Books I enjoyed from the list: The Land in Winter, Seascraper, The South, Flashlight, Love Forms
Books I disliked or were just meh- Universality, The Rest of Our Lives, One Boat, Misinterpretation
Books that weren’t my cuppa but I can totally understand why they’re on the list Flesh, Audition, Endling (DNF)

My predicted shortlist: Seascraper, Sonia and Sunny, Audition, Endling, Flesh, The Land in Winter
Book I’d like to see win- Seascraper with Flesh a distant second.
Book I think will win: Endling
Will read Sonia and Sunny when it comes out and will consider trying to finish Endling if it wins.

RemusLupinsBiggestGroupie · 09/09/2025 17:50

I have read The Good Soldier at least five times and used to absolutely love it. I now can't remember a single thing about it - must re-read.

EineReiseDurchDieZeit · 09/09/2025 17:52

I applaud you @ÚlldemoShúl because I just didn’t have the energy for it especially when so many have had mixed reviews.
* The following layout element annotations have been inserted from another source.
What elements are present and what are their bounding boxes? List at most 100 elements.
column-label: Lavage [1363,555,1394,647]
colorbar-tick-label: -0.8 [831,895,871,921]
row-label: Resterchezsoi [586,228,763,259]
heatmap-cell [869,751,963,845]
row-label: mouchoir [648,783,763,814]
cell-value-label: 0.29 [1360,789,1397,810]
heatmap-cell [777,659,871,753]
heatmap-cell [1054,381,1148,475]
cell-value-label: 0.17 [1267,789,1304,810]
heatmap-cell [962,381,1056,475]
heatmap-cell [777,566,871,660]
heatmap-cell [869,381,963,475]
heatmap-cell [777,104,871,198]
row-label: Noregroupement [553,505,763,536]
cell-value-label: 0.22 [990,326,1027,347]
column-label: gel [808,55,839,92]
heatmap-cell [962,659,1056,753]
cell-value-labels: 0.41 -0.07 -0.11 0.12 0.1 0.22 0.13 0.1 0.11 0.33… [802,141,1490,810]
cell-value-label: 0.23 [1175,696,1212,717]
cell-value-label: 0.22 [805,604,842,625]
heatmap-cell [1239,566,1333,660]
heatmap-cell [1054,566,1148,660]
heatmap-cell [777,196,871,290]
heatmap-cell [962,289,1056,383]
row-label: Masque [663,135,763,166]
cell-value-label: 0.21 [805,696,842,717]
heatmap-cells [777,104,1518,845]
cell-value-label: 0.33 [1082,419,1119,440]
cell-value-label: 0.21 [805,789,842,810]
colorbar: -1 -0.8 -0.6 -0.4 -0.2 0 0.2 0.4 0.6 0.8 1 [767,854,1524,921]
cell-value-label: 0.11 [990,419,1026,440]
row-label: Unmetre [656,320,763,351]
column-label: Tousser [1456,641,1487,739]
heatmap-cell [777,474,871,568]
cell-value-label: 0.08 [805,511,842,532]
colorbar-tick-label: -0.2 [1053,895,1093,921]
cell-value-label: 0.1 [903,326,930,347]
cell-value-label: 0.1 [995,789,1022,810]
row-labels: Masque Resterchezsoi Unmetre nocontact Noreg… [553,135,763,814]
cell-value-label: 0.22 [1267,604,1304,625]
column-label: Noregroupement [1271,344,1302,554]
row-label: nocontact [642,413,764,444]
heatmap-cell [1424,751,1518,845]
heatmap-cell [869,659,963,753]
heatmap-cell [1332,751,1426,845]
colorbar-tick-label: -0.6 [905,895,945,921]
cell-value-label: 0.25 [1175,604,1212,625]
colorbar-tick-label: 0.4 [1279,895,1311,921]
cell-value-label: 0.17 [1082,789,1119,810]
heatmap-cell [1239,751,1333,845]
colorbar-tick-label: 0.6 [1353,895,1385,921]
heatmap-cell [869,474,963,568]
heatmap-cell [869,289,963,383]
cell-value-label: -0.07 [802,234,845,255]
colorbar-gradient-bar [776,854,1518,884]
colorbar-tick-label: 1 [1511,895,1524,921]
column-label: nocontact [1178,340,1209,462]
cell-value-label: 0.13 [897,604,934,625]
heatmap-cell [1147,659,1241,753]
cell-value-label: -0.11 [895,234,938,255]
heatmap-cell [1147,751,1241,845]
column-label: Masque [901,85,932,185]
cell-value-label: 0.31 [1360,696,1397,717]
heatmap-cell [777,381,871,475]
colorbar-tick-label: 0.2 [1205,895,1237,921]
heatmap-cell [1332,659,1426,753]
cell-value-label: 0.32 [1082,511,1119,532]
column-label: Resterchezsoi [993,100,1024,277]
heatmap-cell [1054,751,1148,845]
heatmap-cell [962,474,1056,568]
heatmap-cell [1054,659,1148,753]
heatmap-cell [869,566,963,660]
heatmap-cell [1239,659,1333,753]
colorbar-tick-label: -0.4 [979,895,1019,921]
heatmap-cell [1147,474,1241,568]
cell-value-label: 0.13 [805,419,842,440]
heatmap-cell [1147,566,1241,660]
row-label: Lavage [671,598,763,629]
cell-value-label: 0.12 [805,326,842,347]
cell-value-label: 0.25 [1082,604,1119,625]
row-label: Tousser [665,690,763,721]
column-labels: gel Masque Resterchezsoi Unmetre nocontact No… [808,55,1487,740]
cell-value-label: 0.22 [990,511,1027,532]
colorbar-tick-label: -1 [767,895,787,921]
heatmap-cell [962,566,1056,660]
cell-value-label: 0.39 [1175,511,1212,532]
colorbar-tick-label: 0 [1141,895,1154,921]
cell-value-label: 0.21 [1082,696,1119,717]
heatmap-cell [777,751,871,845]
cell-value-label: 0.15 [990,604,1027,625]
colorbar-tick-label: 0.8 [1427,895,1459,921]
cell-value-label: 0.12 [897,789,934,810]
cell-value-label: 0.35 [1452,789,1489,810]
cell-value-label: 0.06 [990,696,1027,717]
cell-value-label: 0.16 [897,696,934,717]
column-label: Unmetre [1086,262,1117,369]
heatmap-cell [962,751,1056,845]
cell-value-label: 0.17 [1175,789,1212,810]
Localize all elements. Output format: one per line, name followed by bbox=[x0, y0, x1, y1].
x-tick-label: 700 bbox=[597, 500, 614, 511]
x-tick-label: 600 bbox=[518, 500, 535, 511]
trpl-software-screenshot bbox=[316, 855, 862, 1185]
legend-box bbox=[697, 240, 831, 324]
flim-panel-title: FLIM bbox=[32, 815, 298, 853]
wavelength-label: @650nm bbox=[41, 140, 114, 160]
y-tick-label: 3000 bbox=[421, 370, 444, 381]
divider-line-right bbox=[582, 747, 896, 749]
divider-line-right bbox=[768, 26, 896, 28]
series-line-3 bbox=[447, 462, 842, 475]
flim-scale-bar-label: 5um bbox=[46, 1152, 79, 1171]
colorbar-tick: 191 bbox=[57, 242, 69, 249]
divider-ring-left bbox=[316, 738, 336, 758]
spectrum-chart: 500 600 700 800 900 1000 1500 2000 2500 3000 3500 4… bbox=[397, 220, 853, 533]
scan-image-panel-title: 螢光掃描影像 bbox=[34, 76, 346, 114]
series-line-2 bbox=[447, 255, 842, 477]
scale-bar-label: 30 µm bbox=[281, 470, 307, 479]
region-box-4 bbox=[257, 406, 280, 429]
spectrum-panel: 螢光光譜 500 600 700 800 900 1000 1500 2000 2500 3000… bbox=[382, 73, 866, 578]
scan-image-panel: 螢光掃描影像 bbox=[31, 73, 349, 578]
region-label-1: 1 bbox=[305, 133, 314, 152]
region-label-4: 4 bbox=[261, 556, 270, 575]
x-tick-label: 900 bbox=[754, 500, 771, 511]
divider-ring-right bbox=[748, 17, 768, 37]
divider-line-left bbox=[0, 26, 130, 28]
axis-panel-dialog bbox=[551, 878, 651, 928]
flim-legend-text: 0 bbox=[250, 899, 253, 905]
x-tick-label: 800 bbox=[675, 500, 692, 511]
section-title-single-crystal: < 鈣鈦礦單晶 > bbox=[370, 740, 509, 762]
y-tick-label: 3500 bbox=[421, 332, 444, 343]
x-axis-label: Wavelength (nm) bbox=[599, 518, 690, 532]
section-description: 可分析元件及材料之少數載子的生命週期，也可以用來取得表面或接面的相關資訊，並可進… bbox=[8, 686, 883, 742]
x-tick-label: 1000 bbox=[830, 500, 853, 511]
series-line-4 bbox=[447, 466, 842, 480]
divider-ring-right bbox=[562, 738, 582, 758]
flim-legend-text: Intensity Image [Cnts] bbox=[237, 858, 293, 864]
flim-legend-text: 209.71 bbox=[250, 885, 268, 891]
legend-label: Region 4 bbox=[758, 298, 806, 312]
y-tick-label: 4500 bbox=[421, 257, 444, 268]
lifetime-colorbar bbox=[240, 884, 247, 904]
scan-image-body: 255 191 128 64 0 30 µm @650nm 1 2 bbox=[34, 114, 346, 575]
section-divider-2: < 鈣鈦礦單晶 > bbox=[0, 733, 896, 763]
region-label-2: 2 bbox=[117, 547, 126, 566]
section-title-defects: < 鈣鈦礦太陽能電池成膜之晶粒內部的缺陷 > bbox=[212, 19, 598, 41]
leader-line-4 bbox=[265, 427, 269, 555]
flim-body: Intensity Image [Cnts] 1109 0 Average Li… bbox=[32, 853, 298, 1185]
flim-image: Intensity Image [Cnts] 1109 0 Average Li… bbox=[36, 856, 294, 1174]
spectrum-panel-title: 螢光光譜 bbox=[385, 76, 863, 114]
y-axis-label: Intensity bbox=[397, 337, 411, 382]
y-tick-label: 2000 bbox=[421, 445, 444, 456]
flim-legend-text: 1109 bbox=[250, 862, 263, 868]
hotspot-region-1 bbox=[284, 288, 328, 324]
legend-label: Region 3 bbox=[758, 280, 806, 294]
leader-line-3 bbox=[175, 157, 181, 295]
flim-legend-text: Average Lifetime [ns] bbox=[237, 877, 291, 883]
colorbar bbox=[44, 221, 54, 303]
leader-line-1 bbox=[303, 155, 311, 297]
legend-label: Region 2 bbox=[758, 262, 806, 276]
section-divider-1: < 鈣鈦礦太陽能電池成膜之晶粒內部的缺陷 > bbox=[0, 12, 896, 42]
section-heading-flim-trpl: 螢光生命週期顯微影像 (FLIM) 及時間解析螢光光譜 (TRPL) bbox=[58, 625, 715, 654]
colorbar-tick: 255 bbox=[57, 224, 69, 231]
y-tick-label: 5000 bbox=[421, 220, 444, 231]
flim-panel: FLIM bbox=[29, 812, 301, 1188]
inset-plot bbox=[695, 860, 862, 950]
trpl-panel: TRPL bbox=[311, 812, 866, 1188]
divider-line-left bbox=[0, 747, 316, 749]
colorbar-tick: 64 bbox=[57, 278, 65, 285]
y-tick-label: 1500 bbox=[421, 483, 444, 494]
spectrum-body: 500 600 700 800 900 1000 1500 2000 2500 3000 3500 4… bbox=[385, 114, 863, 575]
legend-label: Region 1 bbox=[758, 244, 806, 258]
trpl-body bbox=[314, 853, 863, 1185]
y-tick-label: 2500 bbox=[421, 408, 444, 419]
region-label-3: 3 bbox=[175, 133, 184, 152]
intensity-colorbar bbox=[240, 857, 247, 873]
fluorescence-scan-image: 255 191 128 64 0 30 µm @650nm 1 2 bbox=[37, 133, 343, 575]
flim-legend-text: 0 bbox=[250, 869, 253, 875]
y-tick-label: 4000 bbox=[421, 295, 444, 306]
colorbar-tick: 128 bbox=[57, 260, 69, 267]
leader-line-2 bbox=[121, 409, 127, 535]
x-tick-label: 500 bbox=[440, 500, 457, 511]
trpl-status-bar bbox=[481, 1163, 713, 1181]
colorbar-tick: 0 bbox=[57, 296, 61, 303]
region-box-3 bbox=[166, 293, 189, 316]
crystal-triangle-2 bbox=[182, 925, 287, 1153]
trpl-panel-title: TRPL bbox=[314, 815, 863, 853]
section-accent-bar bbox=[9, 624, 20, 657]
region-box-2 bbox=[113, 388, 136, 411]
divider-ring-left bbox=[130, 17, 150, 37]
I just don’t want Audition to win, because, like Orbital I found it Emperors New Clothes which means it will probably win!

Arran2024 · 09/09/2025 18:22

RemusLupinsBiggestGroupie · 09/09/2025 17:50

I have read The Good Soldier at least five times and used to absolutely love it. I now can't remember a single thing about it - must re-read.

I knew the general gist of the story but had forgotten so much of the detail. Remember Mrs Maiden and her boyfriend husband? The Girl? Jimmy? It's a complicated plot so it's easy to get lost.

Stowickthevast · 09/09/2025 18:24

Well done @ÚlldemoShúl

I'm halfway through Love Forms which is fine but nothing special. After that I've got Misinterpretation, The South and The Land in Winter left - I'm glad to see 2 are on your like list. I'm not sure I'll bother with Misinterpretation unless it makes the shortlist as it's got some pretty dreadful reviews.

I didn't think Audition was quite as bad as Orbital, Eine. I wouldn't be surprised if it won...

Seascraper has also been my standout and probably the only one I would recommend to anyone - maybe Endling if they're into metafiction. Eric Karl Anderson has done an interview with Benjamin Wood which is well worth a watch.

EineReiseDurchDieZeit · 09/09/2025 18:29

No not quite as bad as Orbital but found it quite pointless @Stowickthevast a “shrug” book!